As her résumé includes prominent awards and positions in such cultural havens as Barcelona, New York City and Rome, Elizabeth Grimaldi has become quite acquainted with distinction yet has never developed an elitist attitude regarding creative aptitude.
The 32-year-old has promoted her all-inclusive approach along each journey and has hoped to inspire a similar stance since her April 1 appointment as the executive director of the Fleisher Art Memorial, 719 Catharine St.
“I have so many aspirations, with all of them relating to my belief that creative outlets should be accessible to everyone,” the resident of the 700 block of South American Street said last week from her Bella Vista-based workplace. “I’m so keen on having community members realize how their artistic needs can find fulfillment here.”
The seven-year Queen Village dweller learned last winter of the opening at the 115-year-old site, the nation’s first community-based art center, and expressed her aesthetic bent over five interviews, including a 10-hour evaluation. Emerging as the board members’ choice in February, she greatly anticipated helming the location she had long known about through her same post at North Philly-situated The Village of Arts and Humanities.
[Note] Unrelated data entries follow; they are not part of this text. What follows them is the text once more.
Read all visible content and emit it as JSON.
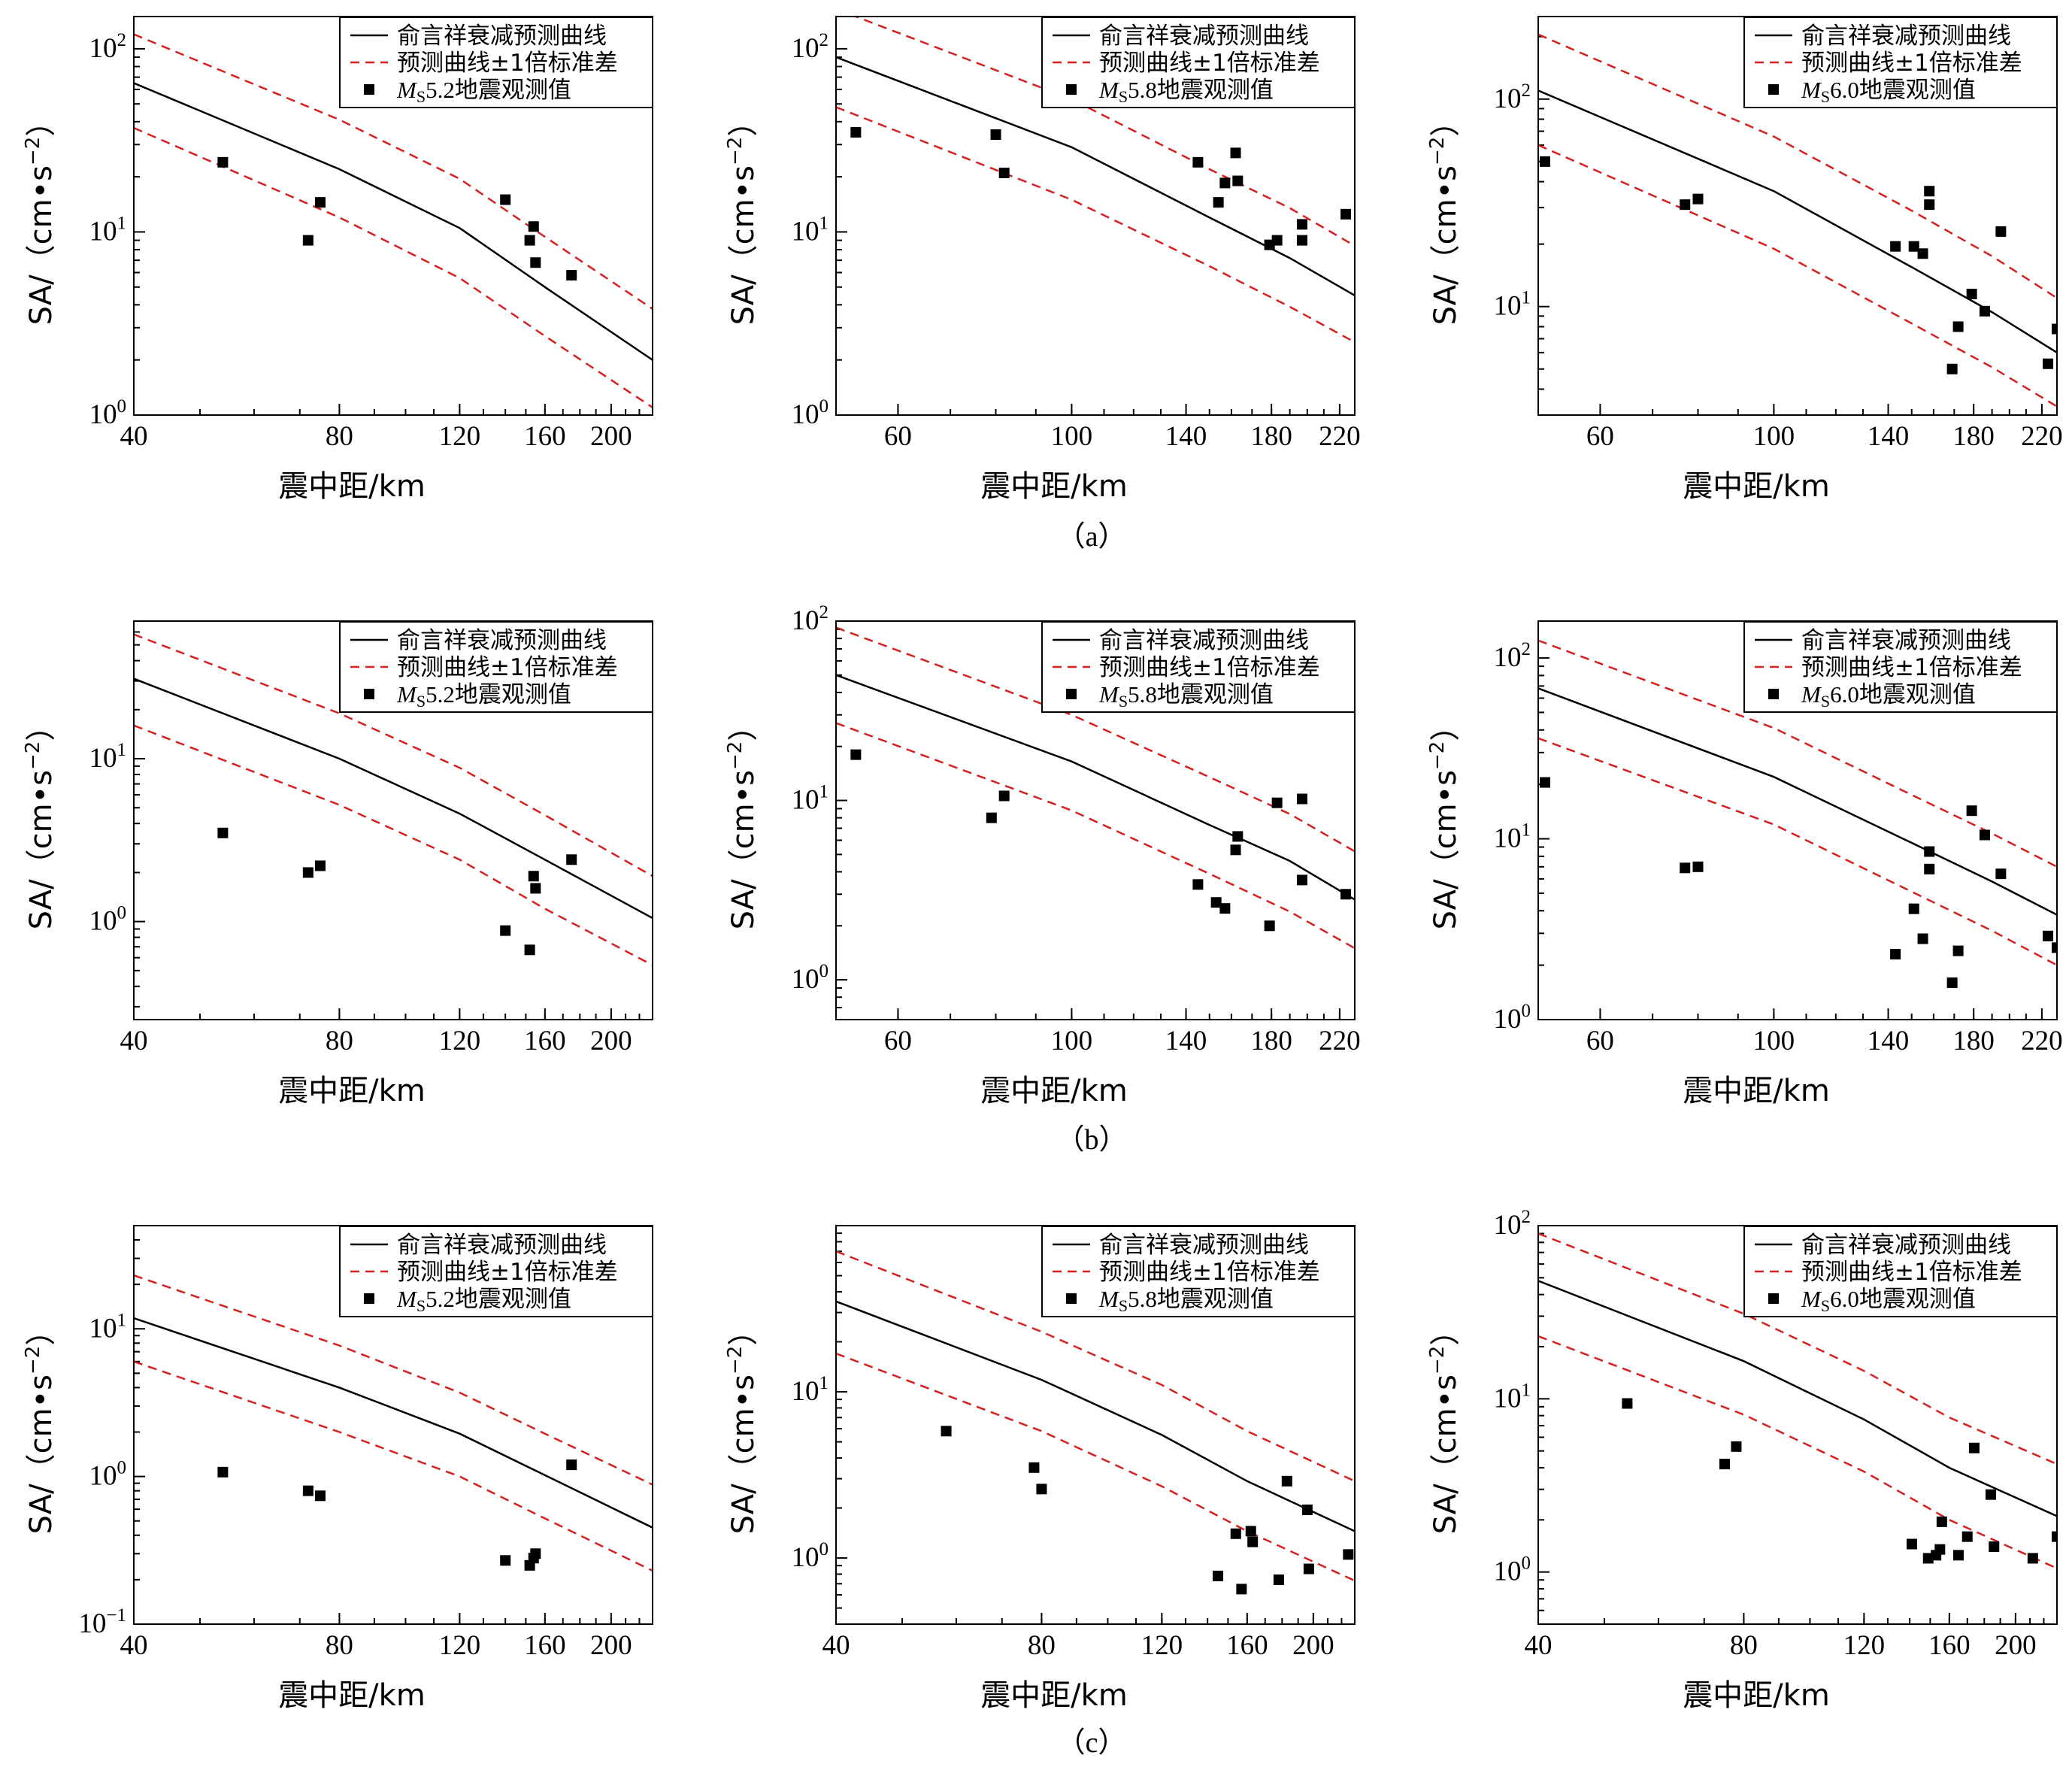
{
  "legend": {
    "line": "俞言祥衰减预测曲线",
    "dash": "预测曲线±1倍标准差",
    "obs_prefix": "M",
    "obs_sub": "S",
    "obs_suffix": "地震观测值"
  },
  "axes": {
    "xlabel": "震中距/km",
    "ylabel_main": "SA/（cm•s",
    "ylabel_exp": "−2",
    "ylabel_close": "）"
  },
  "row_captions": [
    "（a）",
    "（b）",
    "（c）"
  ],
  "colors": {
    "mean": "#000000",
    "std": "#d62020",
    "obs": "#000000"
  },
  "chart_data": [
    {
      "type": "scatter",
      "row": 0,
      "col": 0,
      "magnitude": "5.2",
      "x_scale": "log",
      "y_scale": "log",
      "xlim": [
        40,
        230
      ],
      "ylim": [
        1,
        150
      ],
      "xticks": [
        40,
        80,
        120,
        160,
        200
      ],
      "yticks": [
        1,
        10,
        100
      ],
      "mean_curve": {
        "x": [
          40,
          80,
          120,
          160,
          230
        ],
        "y": [
          65,
          22,
          10.5,
          5.0,
          2.0
        ]
      },
      "std_plus": {
        "x": [
          40,
          80,
          120,
          160,
          230
        ],
        "y": [
          120,
          41,
          19.5,
          9.4,
          3.8
        ]
      },
      "std_minus": {
        "x": [
          40,
          80,
          120,
          160,
          230
        ],
        "y": [
          37,
          12,
          5.6,
          2.7,
          1.1
        ]
      },
      "points": {
        "x": [
          54,
          72,
          75,
          140,
          152,
          154,
          155,
          175
        ],
        "y": [
          24,
          9,
          14.5,
          15,
          9,
          10.7,
          6.8,
          5.8
        ]
      }
    },
    {
      "type": "scatter",
      "row": 0,
      "col": 1,
      "magnitude": "5.8",
      "x_scale": "log",
      "y_scale": "log",
      "xlim": [
        50,
        230
      ],
      "ylim": [
        1,
        150
      ],
      "xticks": [
        60,
        100,
        140,
        180,
        220
      ],
      "yticks": [
        1,
        10,
        100
      ],
      "mean_curve": {
        "x": [
          50,
          100,
          150,
          190,
          230
        ],
        "y": [
          90,
          29,
          12,
          7.2,
          4.5
        ]
      },
      "std_plus": {
        "x": [
          50,
          100,
          150,
          190,
          230
        ],
        "y": [
          165,
          53,
          22,
          13.5,
          8.4
        ]
      },
      "std_minus": {
        "x": [
          50,
          100,
          150,
          190,
          230
        ],
        "y": [
          48,
          15,
          6.5,
          3.9,
          2.5
        ]
      },
      "points": {
        "x": [
          53,
          80,
          82,
          145,
          154,
          157,
          162,
          163,
          179,
          183,
          197,
          197,
          224
        ],
        "y": [
          35,
          34,
          21,
          24,
          14.5,
          18.5,
          27,
          19,
          8.5,
          9,
          11,
          9,
          12.5
        ]
      }
    },
    {
      "type": "scatter",
      "row": 0,
      "col": 2,
      "magnitude": "6.0",
      "x_scale": "log",
      "y_scale": "log",
      "xlim": [
        50,
        230
      ],
      "ylim": [
        3,
        250
      ],
      "xticks": [
        60,
        100,
        140,
        180,
        220
      ],
      "yticks": [
        10,
        100
      ],
      "mean_curve": {
        "x": [
          50,
          100,
          150,
          190,
          230
        ],
        "y": [
          110,
          36,
          15.5,
          9.4,
          6.0
        ]
      },
      "std_plus": {
        "x": [
          50,
          100,
          150,
          190,
          230
        ],
        "y": [
          205,
          66,
          29,
          17.5,
          11
        ]
      },
      "std_minus": {
        "x": [
          50,
          100,
          150,
          190,
          230
        ],
        "y": [
          60,
          19,
          8.3,
          5.1,
          3.3
        ]
      },
      "points": {
        "x": [
          51,
          77,
          80,
          143,
          151,
          155,
          158,
          158,
          169,
          172,
          179,
          186,
          195,
          224,
          230
        ],
        "y": [
          50,
          31,
          33,
          19.5,
          19.5,
          18,
          36,
          31,
          5,
          8,
          11.5,
          9.5,
          23,
          5.3,
          7.8
        ]
      }
    },
    {
      "type": "scatter",
      "row": 1,
      "col": 0,
      "magnitude": "5.2",
      "x_scale": "log",
      "y_scale": "log",
      "xlim": [
        40,
        230
      ],
      "ylim": [
        0.25,
        70
      ],
      "xticks": [
        40,
        80,
        120,
        160,
        200
      ],
      "yticks": [
        1,
        10
      ],
      "mean_curve": {
        "x": [
          40,
          80,
          120,
          160,
          230
        ],
        "y": [
          31,
          10,
          4.6,
          2.4,
          1.05
        ]
      },
      "std_plus": {
        "x": [
          40,
          80,
          120,
          160,
          230
        ],
        "y": [
          58,
          19,
          8.8,
          4.5,
          1.9
        ]
      },
      "std_minus": {
        "x": [
          40,
          80,
          120,
          160,
          230
        ],
        "y": [
          16,
          5.2,
          2.4,
          1.2,
          0.54
        ]
      },
      "points": {
        "x": [
          54,
          72,
          75,
          140,
          152,
          154,
          155,
          175
        ],
        "y": [
          3.5,
          2.0,
          2.2,
          0.88,
          0.67,
          1.9,
          1.6,
          2.4
        ]
      }
    },
    {
      "type": "scatter",
      "row": 1,
      "col": 1,
      "magnitude": "5.8",
      "x_scale": "log",
      "y_scale": "log",
      "xlim": [
        50,
        230
      ],
      "ylim": [
        0.6,
        100
      ],
      "xticks": [
        60,
        100,
        140,
        180,
        220
      ],
      "yticks": [
        1,
        10,
        100
      ],
      "mean_curve": {
        "x": [
          50,
          100,
          150,
          190,
          230
        ],
        "y": [
          50,
          16.5,
          7.3,
          4.6,
          2.8
        ]
      },
      "std_plus": {
        "x": [
          50,
          100,
          150,
          190,
          230
        ],
        "y": [
          92,
          30,
          13.5,
          8.4,
          5.2
        ]
      },
      "std_minus": {
        "x": [
          50,
          100,
          150,
          190,
          230
        ],
        "y": [
          27,
          8.8,
          3.9,
          2.4,
          1.5
        ]
      },
      "points": {
        "x": [
          53,
          79,
          82,
          145,
          153,
          157,
          162,
          163,
          179,
          183,
          197,
          197,
          224
        ],
        "y": [
          18,
          8,
          10.6,
          3.4,
          2.7,
          2.5,
          5.3,
          6.3,
          2.0,
          9.7,
          10.2,
          3.6,
          3.0
        ]
      }
    },
    {
      "type": "scatter",
      "row": 1,
      "col": 2,
      "magnitude": "6.0",
      "x_scale": "log",
      "y_scale": "log",
      "xlim": [
        50,
        230
      ],
      "ylim": [
        1,
        160
      ],
      "xticks": [
        60,
        100,
        140,
        180,
        220
      ],
      "yticks": [
        1,
        10,
        100
      ],
      "mean_curve": {
        "x": [
          50,
          100,
          150,
          190,
          230
        ],
        "y": [
          68,
          22,
          9.5,
          5.8,
          3.8
        ]
      },
      "std_plus": {
        "x": [
          50,
          100,
          150,
          190,
          230
        ],
        "y": [
          125,
          41,
          17.5,
          10.7,
          7.0
        ]
      },
      "std_minus": {
        "x": [
          50,
          100,
          150,
          190,
          230
        ],
        "y": [
          36,
          12,
          5.1,
          3.1,
          2.0
        ]
      },
      "points": {
        "x": [
          51,
          77,
          80,
          143,
          151,
          155,
          158,
          158,
          169,
          172,
          179,
          186,
          195,
          224,
          230
        ],
        "y": [
          20.5,
          6.9,
          7.0,
          2.3,
          4.1,
          2.8,
          6.8,
          8.5,
          1.6,
          2.4,
          14.3,
          10.5,
          6.4,
          2.9,
          2.5
        ]
      }
    },
    {
      "type": "scatter",
      "row": 2,
      "col": 0,
      "magnitude": "5.2",
      "x_scale": "log",
      "y_scale": "log",
      "xlim": [
        40,
        230
      ],
      "ylim": [
        0.1,
        50
      ],
      "xticks": [
        40,
        80,
        120,
        160,
        200
      ],
      "yticks": [
        0.1,
        1,
        10
      ],
      "mean_curve": {
        "x": [
          40,
          80,
          120,
          160,
          230
        ],
        "y": [
          11.8,
          4.0,
          1.95,
          1.02,
          0.45
        ]
      },
      "std_plus": {
        "x": [
          40,
          80,
          120,
          160,
          230
        ],
        "y": [
          23,
          7.7,
          3.7,
          1.95,
          0.88
        ]
      },
      "std_minus": {
        "x": [
          40,
          80,
          120,
          160,
          230
        ],
        "y": [
          6.0,
          2.0,
          1.0,
          0.52,
          0.23
        ]
      },
      "points": {
        "x": [
          54,
          72,
          75,
          140,
          152,
          154,
          155,
          175
        ],
        "y": [
          1.07,
          0.8,
          0.74,
          0.27,
          0.25,
          0.28,
          0.3,
          1.2
        ]
      }
    },
    {
      "type": "scatter",
      "row": 2,
      "col": 1,
      "magnitude": "5.8",
      "x_scale": "log",
      "y_scale": "log",
      "xlim": [
        40,
        230
      ],
      "ylim": [
        0.4,
        100
      ],
      "xticks": [
        40,
        80,
        120,
        160,
        200
      ],
      "yticks": [
        1,
        10
      ],
      "mean_curve": {
        "x": [
          40,
          80,
          120,
          160,
          230
        ],
        "y": [
          35,
          11.8,
          5.5,
          2.9,
          1.45
        ]
      },
      "std_plus": {
        "x": [
          40,
          80,
          120,
          160,
          230
        ],
        "y": [
          70,
          23,
          11,
          5.8,
          2.9
        ]
      },
      "std_minus": {
        "x": [
          40,
          80,
          120,
          160,
          230
        ],
        "y": [
          17,
          5.8,
          2.7,
          1.45,
          0.73
        ]
      },
      "points": {
        "x": [
          58,
          78,
          80,
          145,
          154,
          157,
          162,
          163,
          178,
          183,
          196,
          197,
          225
        ],
        "y": [
          5.8,
          3.5,
          2.6,
          0.78,
          1.4,
          0.65,
          1.45,
          1.25,
          0.74,
          2.9,
          1.95,
          0.86,
          1.05
        ]
      }
    },
    {
      "type": "scatter",
      "row": 2,
      "col": 2,
      "magnitude": "6.0",
      "x_scale": "log",
      "y_scale": "log",
      "xlim": [
        40,
        230
      ],
      "ylim": [
        0.5,
        100
      ],
      "xticks": [
        40,
        80,
        120,
        160,
        200
      ],
      "yticks": [
        1,
        10,
        100
      ],
      "mean_curve": {
        "x": [
          40,
          80,
          120,
          160,
          230
        ],
        "y": [
          48,
          16.5,
          7.6,
          4.0,
          2.1
        ]
      },
      "std_plus": {
        "x": [
          40,
          80,
          120,
          160,
          230
        ],
        "y": [
          90,
          31,
          14.5,
          7.8,
          4.2
        ]
      },
      "std_minus": {
        "x": [
          40,
          80,
          120,
          160,
          230
        ],
        "y": [
          23,
          8.1,
          3.8,
          2.0,
          1.05
        ]
      },
      "points": {
        "x": [
          54,
          75,
          78,
          141,
          149,
          153,
          155,
          156,
          165,
          170,
          174,
          184,
          186,
          212,
          230
        ],
        "y": [
          9.4,
          4.2,
          5.3,
          1.45,
          1.2,
          1.25,
          1.35,
          1.95,
          1.25,
          1.6,
          5.2,
          2.8,
          1.4,
          1.2,
          1.6
        ]
      }
    }
  ]
}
“Fleisher has a reputable history working with neighborhoods and individuals to engage them in strengthening their communities, especially for children, so I’ve come to continue that great outreach,” Grimaldi said. “I’m observing and learning every day, too, just like our students.”
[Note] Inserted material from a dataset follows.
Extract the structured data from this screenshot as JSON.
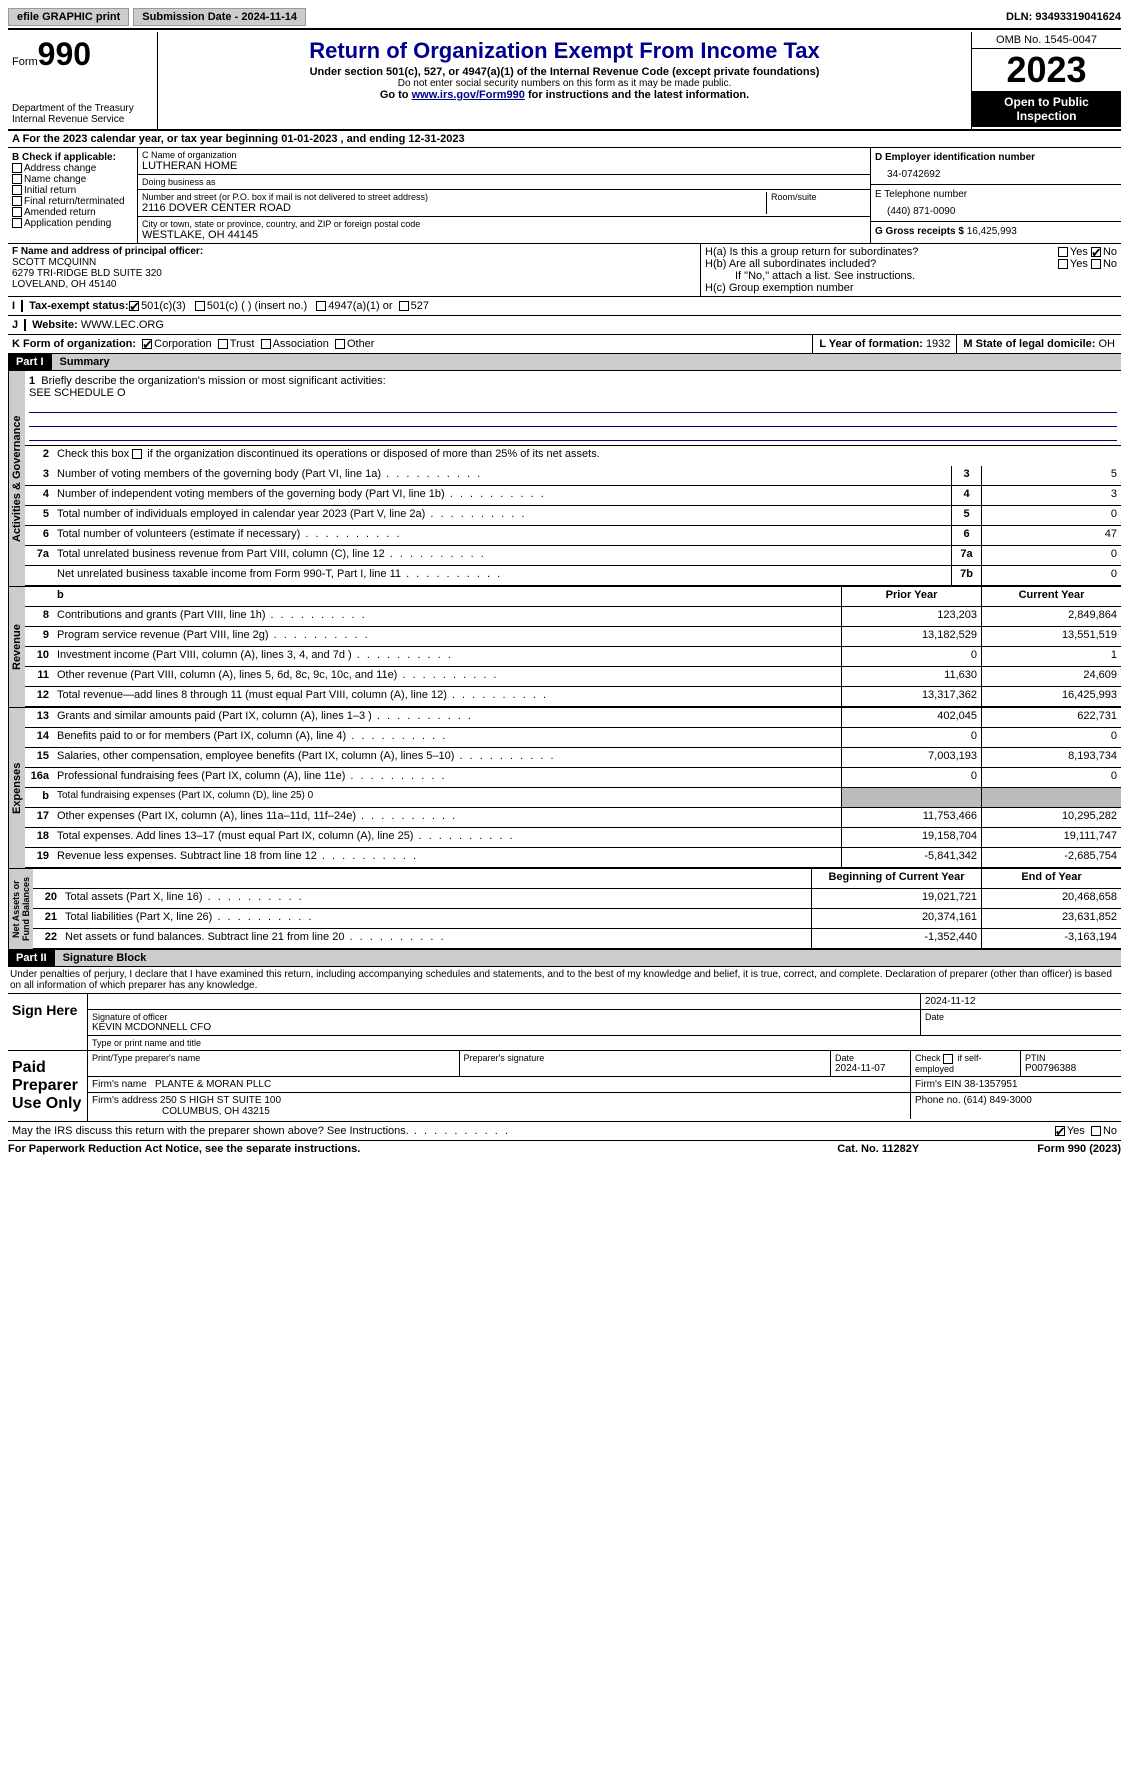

Her employer, the winner of a 2011 National Arts and Humanities Youth Program Award, annually provides thousands of such figures with free and low-cost studio art instruction, grants beginning and established creators exhibition space and offers School District of Philadelphia pupils arts-integrated residencies. Through focus groups, interviews and surveys, it determined two years ago how to improve access and inspire participation, selecting “Come to us,” “Show us” and “Welcome us” as its top themes.
“We’re marketing those three right now, and I’m excited to see how adults and children come to realize that art, which can appear intimidating, is actually capable of relaxing and invigorating someone,” Grimaldi said, spotlighting ColorWheels, Fleisher’s mobile art studio, and the FAMbassadors initiative that aligns employees and volunteers with area inhabitants, as prosperous means.
Two months into her tenure, the leader enjoys every chance to opine that exposure to art crafts a lifetime of potential. So far she has seen enough creative curiosity, including that of learners at George Washington School, 1198 S. Fifth St., whom she recently observed benefiting from lessons, to know encouraging exploration will yield content attendees. With diverse tastes and populations to address, she welcomes the task of motivating acquaintances and strangers to think of themselves as upholders and advancers of a powerful calling.
“There are so many perceptions of what art is,” Grimaldi said. “One thing we must remember is that it’s never stagnant. It’s always encouraging us to look, react and evolve.”
The passionate hire matured among few who shared her beliefs. A native of Hong Kong, she attended its Island School, where most of her classmates elected to become bankers. With art perceived as an enriching practice that stood little chance of providing someone with a career, Grimaldi had not intended to become an artist yet could not shake her interest, especially in painting. Having visited the United States periodically, she settled here permanently in 1999 to attend Bryn Mawr College, with the Lower Merion Township institution intensifying her fine arts attraction.
“I eventually made my way to South Philly because I was looking for a spot conducive to establishing relationships with people who appreciate the city’s overall sense of loyalty in the cultural and arts scenes,” Grimaldi, who also noted her fondness for citizens’ conscientious appreciation of Philadelphia as a holistic environment for artists, said.
Three years after her move, she came to head The Village, enjoying a four-year run that included the development of a master campus plan for its 12 art parks and 14 buildings; the launch of Cred, a magazine with art and writing from contributors ages 25 and younger; the creation of the PhillyEarth environmental education center; and the receipt of an Impact100 Philadelphia honor and two Knight Arts Challenge awards.
“Through The Village, I was able to gain a great sense of how to mobilize resources,” Grimaldi, who also has guest-lectured at Drexel and Temple universities and assisted the Free Library of Philadelphia Community Advisory Committee, the last role linking her with the Cambodian Association of Greater Philadelphia’s South Center, 2416-18 S. Seventh St., said. “Since I’ve transitioned, I’ve been able to build on relationships with all sorts of colleagues, all of whom are of the mindset that we can do even more. Of all the places I’ve been, Philadelphia has the most room to experiment because of the number of grants and other opportunities.”
Declaring that she “couldn’t be happier” with her employment situation, Grimaldi also is enjoying domestic bliss with Michael, her husband of six years, and Hayden, their 3-year-old daughter. She does, however, fear what might happen to her offspring’s generation if the district follows through with its plan to make arts programs a budgetary casualty.
“Art is supposed to be a constant, and we shouldn’t have to ponder being without it,” Grimaldi said. “Through Fleisher, I’m going to do my best to be among this area’s greatest advocates for its possibilities.”